Technical University of Berlin, 2018 - 130 c.
The popularity of the World Wide Web and its ubiquitous global online services have led
to unprecedented amounts of available data. Novel distributed data processing systems
have been developed in order to scale out computations and analysis to such massive
data set sizes. These "Big Data Analytics" systems are also popular choices to scale out
the execution of machine learning algorithms. However, it remains an open question how
efficient they perform at this task and how to adequately evaluate and benchmark these
systems for scalable machine learning workloads in general. In this thesis, we present
work on all crucial building blocks for a benchmark of distributed data processing systems
for scalable machine learning including extensive experimental evaluations of distributed
data flow systems.
First, we introduce a representative set of distributed machine learning algorithms
suitable for large scale distributed settings which have close resemblance to industry-
relevant applications and provide generalizable insights into system performance. We
specify data sets, workloads, experiments and metrics that address all relevant aspects of
scalability, including the important aspect of model dimensionality. We provide results of
a comprehensive experimental evaluation of popular distributed dataflow systems, which
highlight shortcomings in these systems. Our results show, that while being able to
robustly scale with increasing data set sizes, current state of the art data flow systems are
surprisingly inefficient at coping with high dimensional data, which is a crucial requirement
for large scale machine learning algorithms.

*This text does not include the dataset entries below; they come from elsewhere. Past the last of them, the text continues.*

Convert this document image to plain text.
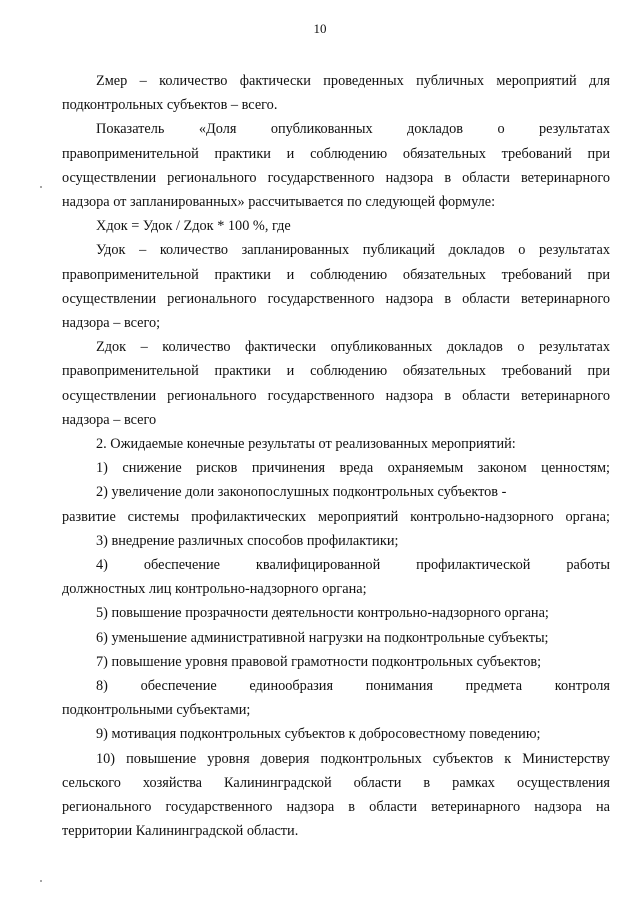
10
Zмер – количество фактически проведенных публичных мероприятий для
подконтрольных субъектов – всего.
Показатель «Доля опубликованных докладов о результатах
правоприменительной практики и соблюдению обязательных требований при
осуществлении регионального государственного надзора в области ветеринарного
надзора от запланированных» рассчитывается по следующей формуле:
Хдок = Удок / Zдок * 100 %, где
Удок – количество запланированных публикаций докладов о результатах
правоприменительной практики и соблюдению обязательных требований при
осуществлении регионального государственного надзора в области ветеринарного
надзора – всего;
Zдок – количество фактически опубликованных докладов о результатах
правоприменительной практики и соблюдению обязательных требований при
осуществлении регионального государственного надзора в области ветеринарного
надзора – всего
2. Ожидаемые конечные результаты от реализованных мероприятий:
1) снижение рисков причинения вреда охраняемым законом ценностям;
2) увеличение доли законопослушных подконтрольных субъектов -
развитие системы профилактических мероприятий контрольно-надзорного органа;
3) внедрение различных способов профилактики;
4) обеспечение квалифицированной профилактической работы
должностных лиц контрольно-надзорного органа;
5) повышение прозрачности деятельности контрольно-надзорного органа;
6) уменьшение административной нагрузки на подконтрольные субъекты;
7) повышение уровня правовой грамотности подконтрольных субъектов;
8) обеспечение единообразия понимания предмета контроля
подконтрольными субъектами;
9) мотивация подконтрольных субъектов к добросовестному поведению;
10) повышение уровня доверия подконтрольных субъектов к Министерству
сельского хозяйства Калининградской области в рамках осуществления
регионального государственного надзора в области ветеринарного надзора на
территории Калининградской области.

Second, we propose methods and experiments to explore the trade-off space between
the runtime for training a machine learning model and the model quality. We make the
case for state of the art, single machine algorithms as baselines when evaluating distributed
data processing systems for scalable machine learning workloads and present such an
experimental evaluation for two popular and representative machine learning algorithms
with distributed data flow systems and single machine libraries. Our results show, that
even latest generation distributed data flow systems require substantial hardware resources
to provide comparable prediction quality to a state of the art single machine library
within the same time frame. This insight is a valuable addition for future systems papers
as well as for scientists and practitioners considering distributed data processing systems
for applying machine learning algorithms to their problem domain.
Third, we present work on reducing the operational complexity of carrying out
benchmark experiments. We introduce a framework for defining, executing, analyzing
and sharing experiments on distributed data processing systems. On the one hand, this
framework automatically orchestrates experiments, on the other hand, it introduces a
unified and transparent way of specifying experiments, including the actual application
code, system configuration, and experiment setup description enabling the sharing of
end-to-end experiment artifacts. With this, our framework fosters reproducibility and
portability of benchmark experiments and significantly reduces the "entry barrier" to
running benchmarks of distributed data processing systems.